I began the lesson and started navigating through the starts and stops of adolescent discussion. But at one point I noticed that the new guy and a few others were losing focus. I turned my attention to what was distracting them and noticed 13-year-old Pete, face down on a lazy boy recliner.
He had his feet spun up to the head rest so that his head was stretched out over the edge of the foot rest. It was a balancing act that forced him to adjust in the chair to hold position. All this gyrating and negotiation with the chair was worth it because on the floor directly below the foot rest was a huge bowl of Munchie Mix which he was shoveling into his face as if he was fattening up to go into hibernation.
I looked back at the group and everyone started laughing. I realized that the lesson was over, the cool guy wasn’t coming back, and this had little to do with the discipleship making that Jesus had called me to. I was frustrated with students failing to take Jesus more seriously. But I also knew that I needed to change how I was discipling them in order for them to take it seriously.
After that night, I still led some studies but I knew we had to get out of the church in order for any significant discipleship to happen. Here are some of the lessons I learned along the way:
Look For The Committed
There are always students who have a greater desire to learn about their faith and put it into practice. Identify these students by asking them to commit to something more than just attending every week. Create a leadership group or outreach team who will also commit to praying for your group, reach out to their friends, and serve in the community.
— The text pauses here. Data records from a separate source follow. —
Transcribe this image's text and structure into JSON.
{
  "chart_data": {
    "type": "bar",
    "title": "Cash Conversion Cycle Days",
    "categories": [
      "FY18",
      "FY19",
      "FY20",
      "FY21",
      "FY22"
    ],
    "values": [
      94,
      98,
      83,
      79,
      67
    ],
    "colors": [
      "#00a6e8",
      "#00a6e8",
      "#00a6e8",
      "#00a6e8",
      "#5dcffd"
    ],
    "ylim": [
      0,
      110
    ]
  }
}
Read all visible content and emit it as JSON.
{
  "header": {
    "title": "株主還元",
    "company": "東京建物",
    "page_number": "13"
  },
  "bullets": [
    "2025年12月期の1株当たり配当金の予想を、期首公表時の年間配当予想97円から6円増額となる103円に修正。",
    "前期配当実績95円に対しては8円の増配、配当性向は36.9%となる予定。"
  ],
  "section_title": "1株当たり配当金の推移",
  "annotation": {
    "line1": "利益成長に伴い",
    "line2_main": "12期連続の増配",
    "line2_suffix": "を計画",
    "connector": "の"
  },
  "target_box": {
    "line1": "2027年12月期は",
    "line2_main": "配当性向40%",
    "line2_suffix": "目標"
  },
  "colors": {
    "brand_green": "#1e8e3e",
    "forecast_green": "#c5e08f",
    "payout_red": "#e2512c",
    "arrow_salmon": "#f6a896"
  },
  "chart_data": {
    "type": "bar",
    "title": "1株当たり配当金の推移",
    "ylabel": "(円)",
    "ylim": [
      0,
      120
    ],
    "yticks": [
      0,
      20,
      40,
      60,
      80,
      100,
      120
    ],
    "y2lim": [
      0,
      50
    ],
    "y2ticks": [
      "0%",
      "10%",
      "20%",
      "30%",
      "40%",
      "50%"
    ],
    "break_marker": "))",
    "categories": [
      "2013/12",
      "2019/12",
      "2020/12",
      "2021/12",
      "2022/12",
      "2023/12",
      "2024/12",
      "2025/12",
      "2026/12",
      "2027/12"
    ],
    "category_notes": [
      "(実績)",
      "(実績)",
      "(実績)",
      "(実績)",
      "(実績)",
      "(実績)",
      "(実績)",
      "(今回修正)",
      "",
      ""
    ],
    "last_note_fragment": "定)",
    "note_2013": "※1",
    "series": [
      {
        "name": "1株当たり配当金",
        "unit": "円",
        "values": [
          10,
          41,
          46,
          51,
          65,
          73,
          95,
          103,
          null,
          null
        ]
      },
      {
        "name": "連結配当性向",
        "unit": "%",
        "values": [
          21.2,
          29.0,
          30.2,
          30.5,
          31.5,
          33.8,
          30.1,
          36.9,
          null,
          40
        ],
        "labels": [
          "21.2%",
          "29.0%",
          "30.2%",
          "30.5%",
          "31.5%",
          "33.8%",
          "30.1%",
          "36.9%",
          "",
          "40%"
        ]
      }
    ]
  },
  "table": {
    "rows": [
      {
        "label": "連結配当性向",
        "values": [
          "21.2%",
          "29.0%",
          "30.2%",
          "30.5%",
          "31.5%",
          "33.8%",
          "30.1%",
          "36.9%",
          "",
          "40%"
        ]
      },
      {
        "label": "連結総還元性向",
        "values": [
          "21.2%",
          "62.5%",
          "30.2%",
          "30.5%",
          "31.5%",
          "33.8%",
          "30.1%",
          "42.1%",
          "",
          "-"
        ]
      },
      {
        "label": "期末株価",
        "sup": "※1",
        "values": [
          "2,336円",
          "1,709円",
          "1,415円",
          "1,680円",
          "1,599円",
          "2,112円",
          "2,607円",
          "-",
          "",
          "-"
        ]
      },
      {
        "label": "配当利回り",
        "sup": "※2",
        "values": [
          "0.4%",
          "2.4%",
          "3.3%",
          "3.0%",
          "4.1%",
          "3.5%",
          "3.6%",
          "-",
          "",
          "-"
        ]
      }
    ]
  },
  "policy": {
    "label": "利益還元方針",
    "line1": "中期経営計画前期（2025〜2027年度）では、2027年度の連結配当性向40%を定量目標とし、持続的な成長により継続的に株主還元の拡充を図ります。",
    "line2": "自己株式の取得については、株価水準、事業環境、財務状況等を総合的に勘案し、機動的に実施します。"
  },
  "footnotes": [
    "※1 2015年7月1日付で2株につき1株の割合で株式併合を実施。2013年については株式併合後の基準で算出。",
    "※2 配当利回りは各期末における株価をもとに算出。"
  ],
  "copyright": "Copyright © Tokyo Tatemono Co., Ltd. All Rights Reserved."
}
Find Meaningful Challenges
Sometimes discipleship means doing the dirty work just because it needs to get done. But sometimes we are throwing jobs at our youth just because we couldn’t find a meaningful project to sink their teeth into. Youth will learn more about themselves and how God works through them when we match their talents with a corresponding challenge. Look for a significant need in your community and ask your youth how God is leading them to respond.
It’s Not The Destination
Learning to be a follower of Jesus is about following his lead. That kind of learning isn’t meant to be in the back room of the church with salty snacks. Getting your students out of the Church means exposing them to real life experiences that help them see, feel, touch, and smell what it means to be a disciple. We are all tempted to play it safe inside the walls of the church, but Jesus taught his disciples as they were walking, eating, fishing, and fighting because the real world is the richest classroom. It didn’t matter where they were going because the lesson was how to follow not how to arrive.
Have Grace For The Ones Who Don’t Get It
I think the most challenging passages in the gospels are the accounts of Peter and the disciples denying Christ and running away for fear of their lives. The group that Jesus invested 3 years of his life into turned their backs on him during his most trying hours. If the men and women that Jesus discipled lacked that much faith how can we get all hot and bothered about 13-year-olds who are bored of the same old video lesson in the youth room? We need the grace of Christ, especially when kids don’t understand Jesus or why we love him. Grace that was extended to insider and outsider. Grace that was extended to righteous and pagan. Grace that called lowly Galilean fishermen to be his disciples. Grace that forgave those that killed him because they didn’t know what they were doing. We need his grace to follow. We have to extend grace to our youth so that they can follow too.
These discipleship essentials helped get me and my teens out of the youth room and into the world where we could learn to follow Jesus.